Banda Beti to książka bajecznie kolorowa, pełna ilustracji niczym nie różniących się od telewizyjnej wersji, która przyciąga wzrok i kusi czytelnika, by usiadł z nią na chwilkę. Z tym, że z chwilki robi się 20 minut, 40, godzina... Nie można przerwać czytania. Beti wciąga!
Z serii Banda Beti jest też kolorowanka. Nie byle jaka, bo wodna! Do nadania jej barw potrzebujemy tylko pędzelek i pojemnik z wodą. Zupełnie niebrudząca zabawa, co czasem jest nam mamo tak potrzebne dla spokojności :) Uwielbiam wodne malowanki, wielbię je ponad wszystko i uważam za cud techniki. Choć oczywiście pozwalałam i pozwalam nadal korzystać z farbek, ale czasem nie chce mi się potem sprzątać... A dziewczyny zawsze z ogromną radością popaćkają sobie pędzelkiem z samą wodą i stworzą arcydzieło. To jest czadowe!
Kartki są dość grube, a rysunek umiejscowiony tylko na jednej stronie, dzięki czemu nie zabarwią się nam dwie ilustracje naraz, w razie gdyby przemokła strona.

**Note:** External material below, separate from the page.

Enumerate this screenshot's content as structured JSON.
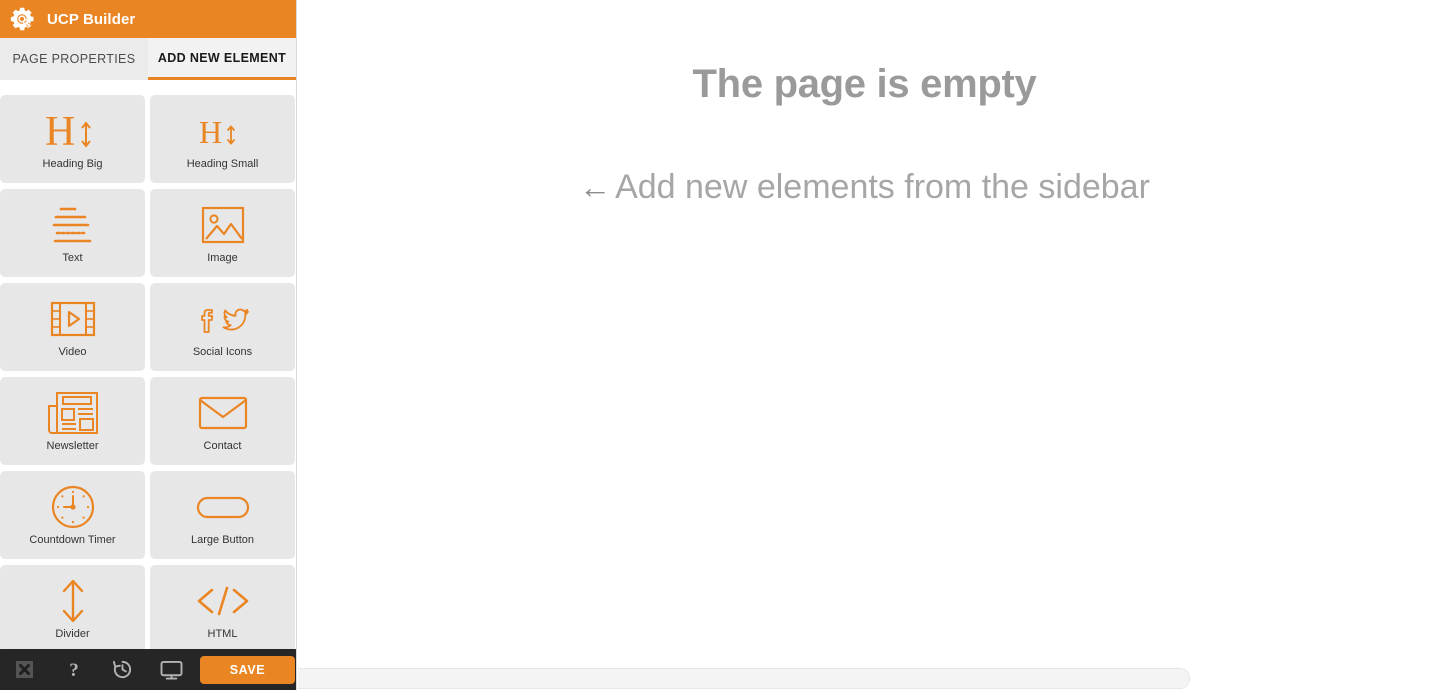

No czasem się zdarza, że przemoknie - zwłaszcza jak dziecko młodsze i nie ma wyczucia w ilości wody, która jest na pędzelku i przyciska go mocno do kartki. Ale praktyka czyni mistrza, a wodne malowanki mają bardzo fajne ceny dlatego można je kupować często. Dzieciaki je uwielbiają!